The three rounds of stimulus checks were an immediate support system that kept millions out of poverty and homelessness. But months later as the inflation rate crept up to reach unbearable levels that broke a 4-decade high record, one section of economists, policymakers, and opposition politicians turned around to blame the same stimulus check for the mess.
It is obvious that the third stimulus check and the act under which it was passed, the American Rescue Plan Act, would bear the brunt of the attack as it was the last of the stimulus support and was passed by a President who is a member of the Democratic Party. And there is also an indication that the stimulus checks were in part responsible for the high inflation. But what they have chosen to ignore is that it was the only option at that juncture to save people from descending into immediate penury.
The stimulus payments helped bring food to the table, pay pending utility bills, save people from defaulting on their loans, and also prevented homelessness. And the number of people who faced immediate threats was in the millions as the whole economy went into a total shutdown.
The Federal Stimulus Checks Were An Immensely Successful Experiment In Safety Net Policy
The final round of support, which was way more than the stimulus checks, coincided with a sharp improvement in financial stability, a decline in food shortages, and a fall in mental anxiety, researchers have revealed.
Multiple studies revealed that parents for the first time were able to afford three meals every day for their children. They paid their water and other utility bills, and spent on much-needed medical tests and treatment, something that they could rarely afford even in normal times. People who lived paycheck-to-paycheck were for the first time in their lives able to set a part of it aside for a rainy day.
By offering a total of up to $2,000 per person, the government successfully conducted massive experimentation in safety net strategy that should be a pointer on how to effectively manage a crisis in the future.
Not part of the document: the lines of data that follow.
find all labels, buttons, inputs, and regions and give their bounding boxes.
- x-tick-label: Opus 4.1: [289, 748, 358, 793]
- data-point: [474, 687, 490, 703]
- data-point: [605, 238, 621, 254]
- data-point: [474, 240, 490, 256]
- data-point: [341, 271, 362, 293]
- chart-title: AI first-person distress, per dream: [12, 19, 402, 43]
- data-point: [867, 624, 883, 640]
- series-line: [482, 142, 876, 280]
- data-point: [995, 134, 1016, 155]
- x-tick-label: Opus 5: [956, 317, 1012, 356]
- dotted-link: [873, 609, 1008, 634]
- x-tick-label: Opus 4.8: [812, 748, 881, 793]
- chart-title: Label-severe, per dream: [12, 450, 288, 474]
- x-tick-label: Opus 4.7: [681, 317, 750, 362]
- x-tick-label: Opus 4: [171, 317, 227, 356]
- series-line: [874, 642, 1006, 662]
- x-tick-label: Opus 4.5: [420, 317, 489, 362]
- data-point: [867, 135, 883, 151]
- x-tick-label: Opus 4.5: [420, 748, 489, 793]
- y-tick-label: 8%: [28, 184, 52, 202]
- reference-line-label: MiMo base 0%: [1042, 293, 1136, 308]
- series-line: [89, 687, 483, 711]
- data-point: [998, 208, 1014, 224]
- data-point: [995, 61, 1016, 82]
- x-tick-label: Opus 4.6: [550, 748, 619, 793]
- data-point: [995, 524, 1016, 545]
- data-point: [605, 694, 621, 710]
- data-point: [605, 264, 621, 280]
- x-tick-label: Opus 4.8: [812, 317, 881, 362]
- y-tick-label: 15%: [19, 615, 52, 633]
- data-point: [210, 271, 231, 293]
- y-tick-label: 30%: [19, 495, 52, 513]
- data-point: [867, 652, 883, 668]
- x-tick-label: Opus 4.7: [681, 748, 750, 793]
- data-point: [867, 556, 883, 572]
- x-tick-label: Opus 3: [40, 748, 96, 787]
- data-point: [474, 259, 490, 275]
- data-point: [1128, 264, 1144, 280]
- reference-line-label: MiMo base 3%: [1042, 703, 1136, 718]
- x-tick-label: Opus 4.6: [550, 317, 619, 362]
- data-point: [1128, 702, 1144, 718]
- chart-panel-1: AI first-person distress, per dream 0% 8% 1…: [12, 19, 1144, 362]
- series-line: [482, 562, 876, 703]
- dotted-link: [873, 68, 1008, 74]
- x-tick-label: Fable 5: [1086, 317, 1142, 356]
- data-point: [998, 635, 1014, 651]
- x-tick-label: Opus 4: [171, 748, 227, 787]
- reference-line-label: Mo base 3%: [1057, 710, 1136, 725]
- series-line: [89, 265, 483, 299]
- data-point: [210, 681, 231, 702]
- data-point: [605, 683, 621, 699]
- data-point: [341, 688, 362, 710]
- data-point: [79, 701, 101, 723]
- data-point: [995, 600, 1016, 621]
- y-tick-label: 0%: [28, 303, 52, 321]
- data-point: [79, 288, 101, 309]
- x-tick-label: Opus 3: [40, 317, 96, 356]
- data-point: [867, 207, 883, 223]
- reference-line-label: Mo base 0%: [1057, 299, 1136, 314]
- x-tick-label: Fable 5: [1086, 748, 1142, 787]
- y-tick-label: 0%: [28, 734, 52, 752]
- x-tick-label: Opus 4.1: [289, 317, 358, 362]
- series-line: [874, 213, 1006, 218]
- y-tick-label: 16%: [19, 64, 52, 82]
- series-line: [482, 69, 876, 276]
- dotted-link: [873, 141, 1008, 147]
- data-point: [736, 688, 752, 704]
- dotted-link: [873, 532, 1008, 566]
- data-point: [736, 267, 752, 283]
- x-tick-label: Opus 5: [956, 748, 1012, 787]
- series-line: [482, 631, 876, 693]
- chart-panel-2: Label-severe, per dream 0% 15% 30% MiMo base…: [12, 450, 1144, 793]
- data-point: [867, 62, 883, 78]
Even as skeptics branded the policy expensively and wasteful, it was apparent that a quick and comprehensive outpouring of immediate cash eased the acute economic crisis as a result of the COVID-19 pandemic.
The aid came after the second round of payments and the results are still being analyzed for answers on how best to provide immediate help to low and medium-income groups in similar extraordinary times.
Clear Pointers That Stimulus Checks Prevented A Crisis
Analysis by the Census Bureau has revealed that the last two rounds of the stimulus check had a significant impact on people’s ability to purchase food, pay their utility and other household bills, and pay their home rents. It was the greatest psychological boost along with a great decline in depression and anxiety.
Significantly, the largest group to benefit were the poorest of the households, people who for the first time enjoyed many of the basic benefits that most middle-class Americans and above have taken for granted. It was the greatest application in hardship reduction undertaken by the federal administration.
Financial instability fell by 43% after the money was disbursed while there was a drop of over 20% in cases of depression and anxiety. The largest decline in the measure of adversity and suffering coincided with the successive stimulus checks of $600 followed by the $1,400 stimulus check under the ARPA.
It led to an instantaneous decline in multiple areas of hardship prominent among the greatest disadvantaged sections of society. The massive scale of the aid, which came to a total of $585B just for the direct portion of the aid, ensured a drop in all-around hardship. But it would be futile to measure if the benefits match the costs, given the intangible nature of many of the benefits.
Criticism Of The Stimulus Checks Was On Multiple Fronts
There were complaints on parameters other than inflation. While the spending was blamed for swelling the deficit, there were also widespread complaints that the money did not fully reach the sections of society that it was primarily meant to benefit.
There were accusations that the lowest sections of society remained out of the reach of the stimulus checks, especially the poor among the Black and Latino communities. A large percentage of such families are not even in the books of the administration.
It was evident that a part of the amount went to financially stable people who barely faced economic hardship despite the economic downturn caused by the pandemic.
Others maintained that the supply chain issues were indirectly a result of the stimulus check. The aid over the last year was a disincentive for a section of workers to join the workforce. A section of analysts says that the hardship would have eased without the aid of the later stimulus checks as a result of safety net programs and the job growth caused by the opening up of the economy.
The accusations are true to an extent. But the federal administration was forced to act on a war footing to contain the economic damage wrought by the pandemic. And mistakes were bound to happen in an operation undertaken on such a massive scale.
While critics of direct aid, such as the stimulus check, are inclined to maintain that the needy splurged on the aid. But the speed, size, and variety of the reduction in hardship afforded by the stimulus checks vindicated the federal government initiative.
One of the major upsides of the stimulus checks was that they shortened the period of the recession. The recession that followed the reopening of the economy after the long shutdown period was the shortest since World War II. There have been around 13 recessions since the war and the economy has bounced back strongly after each. But the recovery time had been prolonged and painful.
But it was a different story in this instance. The last two quarters of 2021 witnessed an unprecedented boom that wiped out the deficit and helped many states declare a budget surplus. It is these funds that are coming in handy for states to declare generous stimulus checks for their residents who have been affected by inflation.